In the present case, in contrast, the evidence is not nearly as clear in this regard. For instance, Officer Cardaronella did not specifically testify as to how much time elapsed between the time she received the dispatch and the time she arrived at Respondent’s home. Moreover, when Officer Cardaronella arrived at Respondent’s home, she found him in his bedroom, and he told her that he had been sleeping. Furthermore, while Respondent told Officer Cardaronella that he “had driven” his vehicle, there is no evidence that he told her when he had last done so.

Finally, in Fradella, the man who drove the defendant home told the arresting officers that the defendant smelled of alcohol, thus demonstrating that the defendant had consumed alcohol before arriving at his home.
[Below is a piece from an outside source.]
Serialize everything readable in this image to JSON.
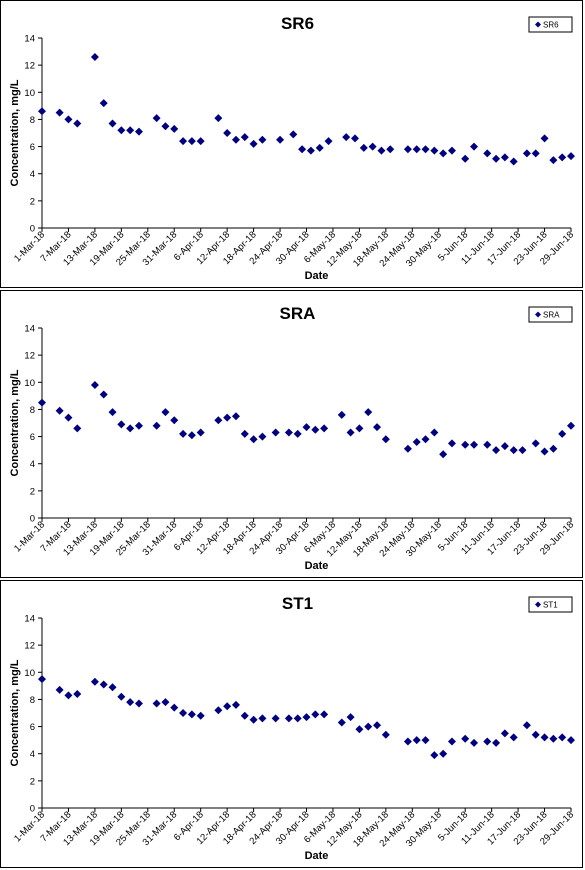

Moreover, the defendant in Fradella informed the officers that he had not had “anything else to drink” prior to the officers’ arrival at his home. Fradella, 325 S.C. at 473, 482 S.E.2d at 55. Here, in contrast, there was no direct evidence that Respondent had consumed alcohol or drugs prior to arriving at his home or that, after arriving at his home, he had abstained from using alcohol or drugs.

For these reasons, the Court concludes that the hearing officer’s determination that Officer Cardaronella lacked probable cause to arrest Respondent for DUI was not clearly erroneous in view of the reliable, probative, and substantial evidence on the whole record.

ORDER

IT IS THEREFORE ORDERED that that the DMVH’s Final Order and Decision is AFFIRMED.

AND IT IS SO ORDERED.

______________________________

Ralph K. Anderson, III

Administrative Law Judge

July 9, 2008

Columbia, South Carolina



[1] Based on discussions with the parties, the caption has been amended to correct a misspelling in Respondent’s name.

[2] In the transcript, Officer Cardaronella’s testimony regarding the name of the lane is labeled as “inaudible.”

[3] The APA was amended and renumbered via R. 413, H. 3575, 117th Sess. (S.C. 2008) (eff. June 16, 2008). No Act number had been assigned as of the date of this Order. Accordingly, all citations to the APA in this Order are to the recently amended and renumbered sections enacted by R. 413.

[4] At the hearing, Officer Cardaronella offered no explanation, other than mentioning that Respondent’s vehicle was a green Ford Explorer, regarding why she concluded that Respondent’s vehicle was the vehicle referenced in the dispatch. Moreover, neither the person who reported the high-speed driving nor the officer who was waiting for Officer Cardaronella when she arrived at Respondent’s home testified at the hearing.

[5] With regard to Officer Cardaronella’s testimony about the field sobriety testing, she did not provide any details as to why she reached the conclusion that Respondent “did not perform adequately.” In fact, she did not even mention which, or how many, field sobriety tests were administered to Respondent. Thus, the record certainly does not rule out the possibility that Respondent’s performance was affected by being awakened from sleep.

[6] In South Carolina, the issue of probable cause is primarily a question of fact. See Wortman, 310 S.C. at 4, 425 S.E.2d at 20; State v. Brockman, 339 S.C. 57, 66, 528 S.E.2d 661, 665 (2000) (holding that a private search determination under the Fourth Amendment “is largely a question of fact in light of all the circumstances”).